Gli abbaglianti accendono di vampate elettriche la pelle scura delle sue gambe nude in
minishort. Sta pregando. “Brutto stronzo, è colpa sua! Un cliente si è comportato male
con lei - dice la sua amica - Fra un po’ le passerà!”. Non c’è tempo per commuoversi.
Andiamo avanti, la notte è lunga.

Ecco le rumene. Sono giovanissime, ma sembrano donne consumate. Bianche su tutto il


corpo di latte, telefonino e i-pod su una mano, borsetta nell’altra. Uguali alle teen-ager
pronte per andare in discoteca. Del resto è questo che sarebbero in una vita normale. E’
questo che anche adesso devono sembrare.

“Non c’ è lavoro, queste zingare stanno rovinando tutta la piazza!”Si lamenta Maria, circa
quarant’ anni, marito italiano. Viene dalla Jugoslavia e per arrotondare il suo stipendio di
prostituta sfrutta a sua volta altre ragazze.

Fiori di strada ne ha salvato da poco una, ma Maria non può saperlo. In questo mestiere,
spesso, è necessario avere una doppia faccia . “Per 20 euro vanno senza preservativo. Si
mettono sempre in gruppo e sono tutte sorridenti per piacere ai clienti. Io sto qui e per
lavorare devo ridere da sola”.

Devi ridere. Se sei triste non vai bene. Quello che conta non è aprire le gambe, devi anche
essere brava per far sentire a suo agio il cliente. Lui non vuole essere in imbarazzo. Venti,
trenta minuti di piacere. Venti, trenta euro.

Facce di ragazzi giovani ancora con la tuta da lavoro si affacciano dai finestrini e fanno
cenno di avvicinarsi alla loro macchina. Punto, Lancia-y, ma anche camion con rimorchio
e Bmw X5. Nidi d’amore sull’asfalto della periferia.

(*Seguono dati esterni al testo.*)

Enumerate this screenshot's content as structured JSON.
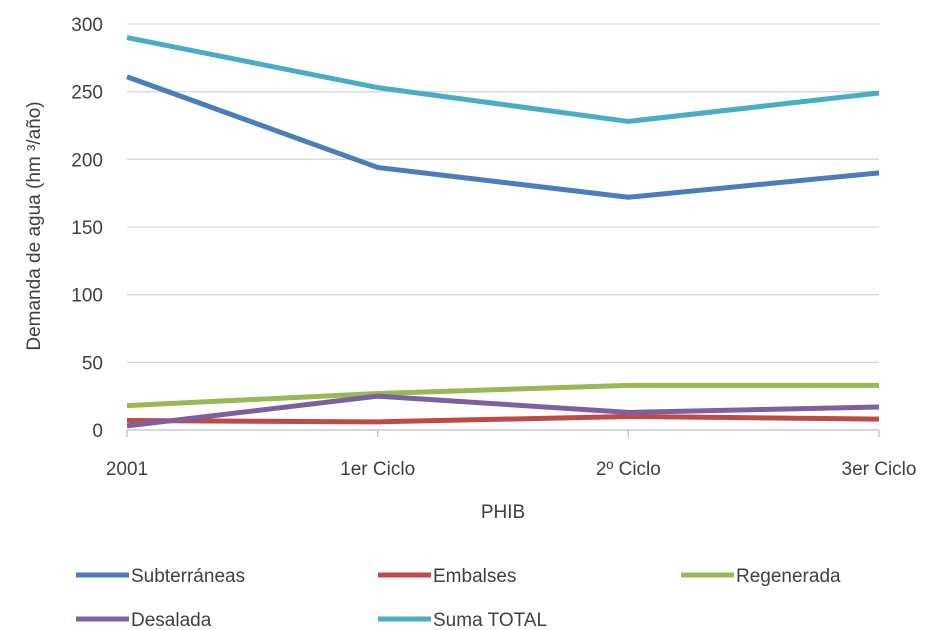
{
  "chart_data": {
    "type": "line",
    "categories": [
      "2001",
      "1er Ciclo",
      "2º Ciclo",
      "3er Ciclo"
    ],
    "xlabel": "PHIB",
    "ylabel": "Demanda de agua (hm   ³/año)",
    "ylim": [
      0,
      300
    ],
    "yticks": [
      0,
      50,
      100,
      150,
      200,
      250,
      300
    ],
    "grid": true,
    "legend_position": "bottom",
    "series": [
      {
        "name": "Subterráneas",
        "color": "#4a7ebb",
        "values": [
          261,
          194,
          172,
          190
        ]
      },
      {
        "name": "Embalses",
        "color": "#be4b48",
        "values": [
          7,
          6,
          10,
          8
        ]
      },
      {
        "name": "Regenerada",
        "color": "#98b954",
        "values": [
          18,
          27,
          33,
          33
        ]
      },
      {
        "name": "Desalada",
        "color": "#7d60a0",
        "values": [
          3,
          25,
          13,
          17
        ]
      },
      {
        "name": "Suma TOTAL",
        "color": "#4bacc6",
        "values": [
          290,
          253,
          228,
          249
        ]
      }
    ]
  }
}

Un gruppo di operai scherza con alcune rumene allungando le mani sotto la gonna. Fra di
loro c’è anche una minorenne, ma non si direbbe. Un vecchio ne carica tre
all’autostazione. Una ragazza ha voglia di parlare. Sembra sola, cerca compagnia.
“Stasera c’è poco lavoro, non si guadagna molto. Ti piace la musica rumena?” Passano
pochi minuti e arriva un’auto con musica dell’Est a tutto volume, per far capire che è
straniero.

Un uomo scende lentamente e ci guarda storto mentre finge di mettere benzina.

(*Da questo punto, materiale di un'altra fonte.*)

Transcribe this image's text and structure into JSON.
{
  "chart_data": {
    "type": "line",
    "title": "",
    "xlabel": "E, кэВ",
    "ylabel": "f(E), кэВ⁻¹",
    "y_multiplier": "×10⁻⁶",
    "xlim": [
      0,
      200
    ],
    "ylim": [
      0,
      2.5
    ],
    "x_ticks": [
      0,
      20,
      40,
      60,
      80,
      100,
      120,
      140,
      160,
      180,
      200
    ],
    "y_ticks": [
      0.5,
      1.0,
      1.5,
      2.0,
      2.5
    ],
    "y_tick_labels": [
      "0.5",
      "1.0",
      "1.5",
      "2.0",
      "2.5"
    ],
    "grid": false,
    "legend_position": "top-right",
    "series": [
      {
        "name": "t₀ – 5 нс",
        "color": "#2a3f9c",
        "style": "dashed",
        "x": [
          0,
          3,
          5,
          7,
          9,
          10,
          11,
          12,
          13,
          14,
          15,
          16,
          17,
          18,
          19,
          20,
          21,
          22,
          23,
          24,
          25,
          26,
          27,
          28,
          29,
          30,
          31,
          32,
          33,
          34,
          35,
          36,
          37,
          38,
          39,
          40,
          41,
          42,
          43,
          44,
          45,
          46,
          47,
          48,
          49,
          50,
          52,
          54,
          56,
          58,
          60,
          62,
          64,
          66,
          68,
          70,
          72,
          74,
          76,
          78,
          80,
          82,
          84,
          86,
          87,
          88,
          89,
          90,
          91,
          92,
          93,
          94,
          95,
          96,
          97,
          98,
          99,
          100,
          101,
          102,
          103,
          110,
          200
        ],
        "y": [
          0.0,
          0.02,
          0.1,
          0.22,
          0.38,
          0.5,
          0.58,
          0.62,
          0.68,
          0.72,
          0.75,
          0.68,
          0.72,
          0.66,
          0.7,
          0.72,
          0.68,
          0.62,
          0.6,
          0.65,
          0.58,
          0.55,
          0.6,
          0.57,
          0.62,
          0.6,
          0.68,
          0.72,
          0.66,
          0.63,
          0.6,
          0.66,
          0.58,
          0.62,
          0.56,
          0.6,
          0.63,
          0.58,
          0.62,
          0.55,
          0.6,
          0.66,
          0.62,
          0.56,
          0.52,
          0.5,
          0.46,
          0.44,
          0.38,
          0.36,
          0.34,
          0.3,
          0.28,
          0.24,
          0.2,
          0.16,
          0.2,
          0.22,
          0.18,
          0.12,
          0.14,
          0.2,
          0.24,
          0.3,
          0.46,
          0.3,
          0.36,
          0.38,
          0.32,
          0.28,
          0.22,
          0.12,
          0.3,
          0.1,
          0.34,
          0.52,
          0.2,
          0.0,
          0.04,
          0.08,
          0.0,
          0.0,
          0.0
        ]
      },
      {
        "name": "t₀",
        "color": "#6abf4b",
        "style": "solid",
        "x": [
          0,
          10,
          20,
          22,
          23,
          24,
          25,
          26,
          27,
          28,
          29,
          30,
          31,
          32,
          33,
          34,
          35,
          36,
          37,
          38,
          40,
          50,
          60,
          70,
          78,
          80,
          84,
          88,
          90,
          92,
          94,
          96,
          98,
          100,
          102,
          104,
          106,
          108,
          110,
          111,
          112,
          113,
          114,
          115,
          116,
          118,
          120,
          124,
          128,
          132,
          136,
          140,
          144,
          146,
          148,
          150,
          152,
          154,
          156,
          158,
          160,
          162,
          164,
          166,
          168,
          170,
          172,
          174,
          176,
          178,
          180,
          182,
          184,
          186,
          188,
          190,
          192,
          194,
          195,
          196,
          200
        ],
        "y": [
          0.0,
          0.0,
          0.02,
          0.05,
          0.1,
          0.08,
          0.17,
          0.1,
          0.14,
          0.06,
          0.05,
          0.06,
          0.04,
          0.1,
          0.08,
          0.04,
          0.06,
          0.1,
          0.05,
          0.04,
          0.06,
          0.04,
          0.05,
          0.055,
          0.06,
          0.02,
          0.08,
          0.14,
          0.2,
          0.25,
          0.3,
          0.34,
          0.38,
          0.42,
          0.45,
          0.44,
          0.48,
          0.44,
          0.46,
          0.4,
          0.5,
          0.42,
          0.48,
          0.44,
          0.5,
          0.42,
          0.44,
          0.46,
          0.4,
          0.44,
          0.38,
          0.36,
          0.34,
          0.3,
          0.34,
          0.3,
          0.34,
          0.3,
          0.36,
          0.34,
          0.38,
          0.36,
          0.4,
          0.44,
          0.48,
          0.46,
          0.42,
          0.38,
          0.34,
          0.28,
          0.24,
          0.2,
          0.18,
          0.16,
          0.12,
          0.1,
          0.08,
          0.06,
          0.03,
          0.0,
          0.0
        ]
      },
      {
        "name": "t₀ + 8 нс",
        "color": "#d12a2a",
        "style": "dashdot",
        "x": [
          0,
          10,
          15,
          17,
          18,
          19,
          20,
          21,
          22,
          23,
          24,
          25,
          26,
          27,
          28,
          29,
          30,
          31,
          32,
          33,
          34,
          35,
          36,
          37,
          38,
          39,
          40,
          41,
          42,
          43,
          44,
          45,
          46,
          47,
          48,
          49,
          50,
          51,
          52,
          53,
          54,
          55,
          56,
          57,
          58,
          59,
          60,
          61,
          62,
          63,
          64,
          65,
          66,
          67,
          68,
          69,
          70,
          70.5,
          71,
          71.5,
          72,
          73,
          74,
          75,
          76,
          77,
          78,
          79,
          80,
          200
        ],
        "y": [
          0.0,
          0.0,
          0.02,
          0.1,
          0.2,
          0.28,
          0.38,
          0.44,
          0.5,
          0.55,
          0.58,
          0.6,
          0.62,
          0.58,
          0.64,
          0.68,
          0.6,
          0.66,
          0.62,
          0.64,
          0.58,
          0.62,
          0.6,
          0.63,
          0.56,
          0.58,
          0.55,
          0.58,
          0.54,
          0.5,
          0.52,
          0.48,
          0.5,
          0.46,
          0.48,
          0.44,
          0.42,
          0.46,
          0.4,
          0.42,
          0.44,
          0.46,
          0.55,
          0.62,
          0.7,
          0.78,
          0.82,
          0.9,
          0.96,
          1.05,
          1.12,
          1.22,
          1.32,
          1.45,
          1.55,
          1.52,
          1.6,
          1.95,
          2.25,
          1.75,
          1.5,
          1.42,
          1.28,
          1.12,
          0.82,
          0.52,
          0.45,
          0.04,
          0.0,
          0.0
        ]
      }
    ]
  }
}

Probabilmente è il suo protettore e vuole sapere cosa sta succedendo. Ci allontaniamo.
Dietro una fila di camion c’è una giovane donna col pancione, il velo del foulard avvolto
sopra l’ ombelico.

“Quanti mesi ha il bambino?”. Domanda di rito, non c’è molto da dire. “Ha sette mesi, mi
sa che fra poco verrà fuori. Io intanto continuo a stare qua, anche se faccio fatica a stare
alzata. Però quando nascerà mio figlio voglio smettere. Per il momento mi tocca
aspettare. Mi dai qualche merendina?”.

Sotto un ponte ci sono i transessuali. Anche loro hanno un corpo splendido. Senza quella
voce troppo stridula farei fatica a credere che non siano donne a tutti gli effetti. Per
lavorare a Bologna vengono apposta da Milano, ogni sera fanno i pendolari. Scambiamo
quattro chiacchiere. E’ tardi. Ci allontaniamo ritornando verso la città.

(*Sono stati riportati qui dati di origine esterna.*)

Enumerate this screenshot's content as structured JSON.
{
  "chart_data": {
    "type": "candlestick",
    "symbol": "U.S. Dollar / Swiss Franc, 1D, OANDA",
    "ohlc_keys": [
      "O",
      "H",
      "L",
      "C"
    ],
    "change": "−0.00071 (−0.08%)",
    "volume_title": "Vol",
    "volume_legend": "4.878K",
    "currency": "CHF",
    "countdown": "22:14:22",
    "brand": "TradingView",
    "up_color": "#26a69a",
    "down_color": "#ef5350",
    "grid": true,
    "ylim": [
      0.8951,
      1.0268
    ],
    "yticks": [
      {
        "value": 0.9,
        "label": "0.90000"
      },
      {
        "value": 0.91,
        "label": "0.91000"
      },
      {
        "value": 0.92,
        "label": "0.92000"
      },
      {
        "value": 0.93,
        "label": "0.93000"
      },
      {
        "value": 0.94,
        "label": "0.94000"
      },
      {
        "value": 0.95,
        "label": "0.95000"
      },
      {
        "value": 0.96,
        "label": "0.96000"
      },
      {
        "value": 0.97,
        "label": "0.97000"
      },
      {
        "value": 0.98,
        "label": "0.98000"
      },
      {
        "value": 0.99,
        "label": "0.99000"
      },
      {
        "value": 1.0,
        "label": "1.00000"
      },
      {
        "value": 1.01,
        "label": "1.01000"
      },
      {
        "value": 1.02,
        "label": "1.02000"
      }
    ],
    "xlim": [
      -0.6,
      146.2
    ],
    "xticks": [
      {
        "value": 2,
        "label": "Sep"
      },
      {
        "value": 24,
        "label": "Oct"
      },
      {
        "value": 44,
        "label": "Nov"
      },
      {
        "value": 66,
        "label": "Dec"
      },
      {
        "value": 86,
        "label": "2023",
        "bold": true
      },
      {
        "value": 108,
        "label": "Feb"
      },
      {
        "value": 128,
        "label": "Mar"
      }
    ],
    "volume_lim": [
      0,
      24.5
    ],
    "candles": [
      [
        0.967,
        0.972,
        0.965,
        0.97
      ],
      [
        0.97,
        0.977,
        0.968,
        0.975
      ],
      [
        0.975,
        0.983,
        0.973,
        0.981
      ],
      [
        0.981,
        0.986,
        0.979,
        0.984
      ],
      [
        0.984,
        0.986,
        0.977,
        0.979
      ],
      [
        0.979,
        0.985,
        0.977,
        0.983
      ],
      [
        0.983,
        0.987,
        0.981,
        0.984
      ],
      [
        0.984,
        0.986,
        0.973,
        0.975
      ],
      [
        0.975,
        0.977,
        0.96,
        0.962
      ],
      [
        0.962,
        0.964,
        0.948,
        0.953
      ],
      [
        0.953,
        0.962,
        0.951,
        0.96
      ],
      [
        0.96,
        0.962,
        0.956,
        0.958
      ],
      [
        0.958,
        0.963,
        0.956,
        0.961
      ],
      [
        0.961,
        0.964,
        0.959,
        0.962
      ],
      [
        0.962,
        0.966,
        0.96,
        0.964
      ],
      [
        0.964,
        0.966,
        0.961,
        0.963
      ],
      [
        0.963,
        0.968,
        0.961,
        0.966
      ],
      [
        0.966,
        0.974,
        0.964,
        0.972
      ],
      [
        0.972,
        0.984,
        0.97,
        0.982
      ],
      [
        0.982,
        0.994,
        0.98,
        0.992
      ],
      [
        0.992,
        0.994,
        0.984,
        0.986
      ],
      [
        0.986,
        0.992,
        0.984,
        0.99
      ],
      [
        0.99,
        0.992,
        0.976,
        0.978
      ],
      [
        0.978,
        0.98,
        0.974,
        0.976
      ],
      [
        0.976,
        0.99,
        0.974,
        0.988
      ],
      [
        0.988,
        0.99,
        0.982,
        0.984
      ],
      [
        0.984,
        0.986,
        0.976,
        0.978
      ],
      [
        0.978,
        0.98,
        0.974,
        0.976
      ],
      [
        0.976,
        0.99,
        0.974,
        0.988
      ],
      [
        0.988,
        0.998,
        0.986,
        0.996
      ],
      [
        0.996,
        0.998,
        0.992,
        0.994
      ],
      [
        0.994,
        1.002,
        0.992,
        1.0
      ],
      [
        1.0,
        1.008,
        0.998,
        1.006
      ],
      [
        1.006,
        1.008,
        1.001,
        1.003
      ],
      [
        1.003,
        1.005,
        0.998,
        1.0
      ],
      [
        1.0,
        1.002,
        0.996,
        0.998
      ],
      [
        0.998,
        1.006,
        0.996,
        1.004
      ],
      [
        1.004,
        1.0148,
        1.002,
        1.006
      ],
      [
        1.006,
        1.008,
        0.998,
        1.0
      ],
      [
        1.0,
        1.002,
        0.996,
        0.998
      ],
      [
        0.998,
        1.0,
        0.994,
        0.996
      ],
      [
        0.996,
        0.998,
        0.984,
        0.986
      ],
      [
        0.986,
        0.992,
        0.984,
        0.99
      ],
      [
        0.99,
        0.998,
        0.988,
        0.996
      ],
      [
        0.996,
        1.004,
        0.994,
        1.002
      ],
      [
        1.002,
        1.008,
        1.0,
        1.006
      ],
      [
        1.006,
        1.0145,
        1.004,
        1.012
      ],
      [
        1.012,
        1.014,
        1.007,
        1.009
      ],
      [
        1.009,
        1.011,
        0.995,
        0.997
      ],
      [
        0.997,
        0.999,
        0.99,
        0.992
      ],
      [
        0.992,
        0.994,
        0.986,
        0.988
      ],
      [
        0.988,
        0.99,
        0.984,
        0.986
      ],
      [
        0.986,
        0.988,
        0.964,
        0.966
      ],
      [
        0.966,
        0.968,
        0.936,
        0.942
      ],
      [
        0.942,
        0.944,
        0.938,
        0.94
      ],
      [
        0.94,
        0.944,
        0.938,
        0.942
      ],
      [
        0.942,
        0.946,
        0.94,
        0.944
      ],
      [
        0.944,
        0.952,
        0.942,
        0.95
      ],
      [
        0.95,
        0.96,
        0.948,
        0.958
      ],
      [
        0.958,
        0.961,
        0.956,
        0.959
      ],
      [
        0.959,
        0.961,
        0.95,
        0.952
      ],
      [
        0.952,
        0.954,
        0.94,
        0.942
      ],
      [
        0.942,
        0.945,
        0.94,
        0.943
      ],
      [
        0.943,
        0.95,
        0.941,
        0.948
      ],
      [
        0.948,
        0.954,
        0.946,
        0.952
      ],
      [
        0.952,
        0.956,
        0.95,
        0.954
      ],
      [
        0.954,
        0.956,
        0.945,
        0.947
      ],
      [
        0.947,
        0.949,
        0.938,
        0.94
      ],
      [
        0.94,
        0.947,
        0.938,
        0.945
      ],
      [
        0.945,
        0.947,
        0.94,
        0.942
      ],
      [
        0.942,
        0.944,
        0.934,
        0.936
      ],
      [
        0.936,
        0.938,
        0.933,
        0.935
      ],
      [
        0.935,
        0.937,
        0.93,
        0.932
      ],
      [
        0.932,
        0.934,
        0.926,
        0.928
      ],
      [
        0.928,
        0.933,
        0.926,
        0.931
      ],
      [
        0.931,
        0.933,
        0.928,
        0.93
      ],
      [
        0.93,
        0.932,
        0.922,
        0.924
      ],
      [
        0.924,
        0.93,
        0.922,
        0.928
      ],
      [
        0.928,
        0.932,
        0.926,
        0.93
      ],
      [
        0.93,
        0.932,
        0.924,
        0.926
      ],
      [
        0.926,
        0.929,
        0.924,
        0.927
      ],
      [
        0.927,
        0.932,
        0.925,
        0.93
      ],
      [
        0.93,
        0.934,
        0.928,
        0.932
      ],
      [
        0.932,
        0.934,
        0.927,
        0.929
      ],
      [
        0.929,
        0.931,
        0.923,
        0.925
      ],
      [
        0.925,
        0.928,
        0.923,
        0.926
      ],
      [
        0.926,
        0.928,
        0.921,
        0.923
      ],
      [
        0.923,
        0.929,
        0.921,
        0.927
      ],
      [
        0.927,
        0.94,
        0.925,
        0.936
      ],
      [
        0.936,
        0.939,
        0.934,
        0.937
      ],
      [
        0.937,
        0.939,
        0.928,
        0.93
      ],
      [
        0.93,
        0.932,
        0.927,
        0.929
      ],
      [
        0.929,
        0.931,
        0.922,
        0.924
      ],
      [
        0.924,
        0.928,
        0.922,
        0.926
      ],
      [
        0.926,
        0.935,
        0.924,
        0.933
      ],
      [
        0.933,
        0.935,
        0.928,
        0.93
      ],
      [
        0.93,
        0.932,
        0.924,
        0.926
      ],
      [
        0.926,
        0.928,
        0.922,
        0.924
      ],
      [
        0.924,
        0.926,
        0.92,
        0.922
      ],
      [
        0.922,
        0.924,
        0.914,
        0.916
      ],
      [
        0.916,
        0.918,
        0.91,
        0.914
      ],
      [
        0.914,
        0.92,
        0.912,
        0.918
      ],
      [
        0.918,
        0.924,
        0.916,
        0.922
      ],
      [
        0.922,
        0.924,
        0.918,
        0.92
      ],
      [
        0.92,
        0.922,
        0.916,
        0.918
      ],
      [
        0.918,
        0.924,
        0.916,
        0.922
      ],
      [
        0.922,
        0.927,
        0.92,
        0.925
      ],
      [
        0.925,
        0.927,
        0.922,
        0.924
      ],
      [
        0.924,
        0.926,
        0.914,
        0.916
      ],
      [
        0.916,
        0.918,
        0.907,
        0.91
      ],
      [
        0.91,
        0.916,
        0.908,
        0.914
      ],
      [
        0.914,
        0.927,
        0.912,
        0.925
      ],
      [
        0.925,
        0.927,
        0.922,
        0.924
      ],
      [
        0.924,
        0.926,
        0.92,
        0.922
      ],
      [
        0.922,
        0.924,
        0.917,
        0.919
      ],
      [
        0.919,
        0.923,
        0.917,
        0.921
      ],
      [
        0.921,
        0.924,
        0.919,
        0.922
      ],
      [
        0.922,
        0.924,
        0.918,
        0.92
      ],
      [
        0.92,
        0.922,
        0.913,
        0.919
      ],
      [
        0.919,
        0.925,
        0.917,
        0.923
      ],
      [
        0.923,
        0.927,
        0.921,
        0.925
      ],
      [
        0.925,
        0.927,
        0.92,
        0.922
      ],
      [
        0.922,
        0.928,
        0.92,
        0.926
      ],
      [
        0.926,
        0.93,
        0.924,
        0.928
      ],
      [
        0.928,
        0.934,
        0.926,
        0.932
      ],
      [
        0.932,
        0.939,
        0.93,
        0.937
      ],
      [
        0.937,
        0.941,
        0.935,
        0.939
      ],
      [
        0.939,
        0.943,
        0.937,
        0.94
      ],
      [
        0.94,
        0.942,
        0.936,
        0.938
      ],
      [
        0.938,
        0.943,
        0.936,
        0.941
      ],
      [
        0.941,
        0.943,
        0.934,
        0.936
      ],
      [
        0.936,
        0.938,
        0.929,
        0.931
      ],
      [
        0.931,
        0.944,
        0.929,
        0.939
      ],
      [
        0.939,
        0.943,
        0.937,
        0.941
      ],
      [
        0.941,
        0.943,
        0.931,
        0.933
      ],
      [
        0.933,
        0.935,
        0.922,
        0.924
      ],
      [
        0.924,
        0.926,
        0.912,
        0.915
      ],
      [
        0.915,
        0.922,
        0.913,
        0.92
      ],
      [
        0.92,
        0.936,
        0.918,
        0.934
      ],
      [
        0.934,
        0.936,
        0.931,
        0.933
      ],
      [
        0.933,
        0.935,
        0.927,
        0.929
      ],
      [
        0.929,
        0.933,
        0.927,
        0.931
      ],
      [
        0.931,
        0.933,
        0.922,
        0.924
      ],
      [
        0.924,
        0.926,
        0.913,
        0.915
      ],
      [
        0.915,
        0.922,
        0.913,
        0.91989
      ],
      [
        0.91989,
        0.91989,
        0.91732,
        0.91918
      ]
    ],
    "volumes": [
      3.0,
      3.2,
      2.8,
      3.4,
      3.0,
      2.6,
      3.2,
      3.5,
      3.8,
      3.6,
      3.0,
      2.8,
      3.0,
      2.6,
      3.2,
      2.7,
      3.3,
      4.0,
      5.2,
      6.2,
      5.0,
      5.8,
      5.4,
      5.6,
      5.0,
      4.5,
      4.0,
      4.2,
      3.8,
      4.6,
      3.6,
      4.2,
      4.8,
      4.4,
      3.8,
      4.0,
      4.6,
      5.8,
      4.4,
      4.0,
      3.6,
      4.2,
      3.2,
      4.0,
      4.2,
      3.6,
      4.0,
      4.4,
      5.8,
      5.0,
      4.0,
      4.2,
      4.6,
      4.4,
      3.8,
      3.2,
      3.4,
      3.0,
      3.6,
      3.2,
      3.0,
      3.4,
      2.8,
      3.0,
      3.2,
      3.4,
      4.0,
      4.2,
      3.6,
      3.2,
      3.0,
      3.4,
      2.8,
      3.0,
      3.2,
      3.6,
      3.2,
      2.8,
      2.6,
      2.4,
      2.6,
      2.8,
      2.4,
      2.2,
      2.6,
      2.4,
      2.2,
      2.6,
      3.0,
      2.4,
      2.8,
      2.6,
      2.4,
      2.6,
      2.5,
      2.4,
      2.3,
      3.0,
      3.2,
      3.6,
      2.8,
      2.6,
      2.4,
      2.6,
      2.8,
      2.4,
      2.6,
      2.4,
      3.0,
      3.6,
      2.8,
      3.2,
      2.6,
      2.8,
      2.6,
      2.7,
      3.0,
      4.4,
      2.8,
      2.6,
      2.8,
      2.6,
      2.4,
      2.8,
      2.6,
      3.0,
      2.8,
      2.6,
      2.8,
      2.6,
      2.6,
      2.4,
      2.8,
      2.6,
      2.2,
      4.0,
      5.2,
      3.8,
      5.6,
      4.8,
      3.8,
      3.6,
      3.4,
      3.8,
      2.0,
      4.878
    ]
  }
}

Nei viali fuori le mura ci sono altre prostitute, ma non possiamo fermarci. Qualche tempo
fa è stata salvata una ragazza e per il momento è troppo rischioso operare in questa
zona.

Fiori di Strada collabora costantemente con la Polizia, partecipando alle indagini là dove
gli agenti non possono arrivare senza destare sospetti. Anche per questo bisogna stare
molto attenti e i collaboratori vanno scelti dopo un colloquio e un periodo di prova.

Oltre che buona volontà ci vuole anche una grossa dose di sangue freddo. Ma quello che
conta è soprattutto avere umanità, sapere cosa dire, quando.

Una ragazza di colore è seduta sopra il marciapiede e guarda le sue mani. Non vuole
niente da mangiare, non ha fame. E’ solo stanca.

“Hai una collana da darmi? Una collana, quella con le palline, quella per dire le preghiere.
Una collana di Dio. Come si chiama…”.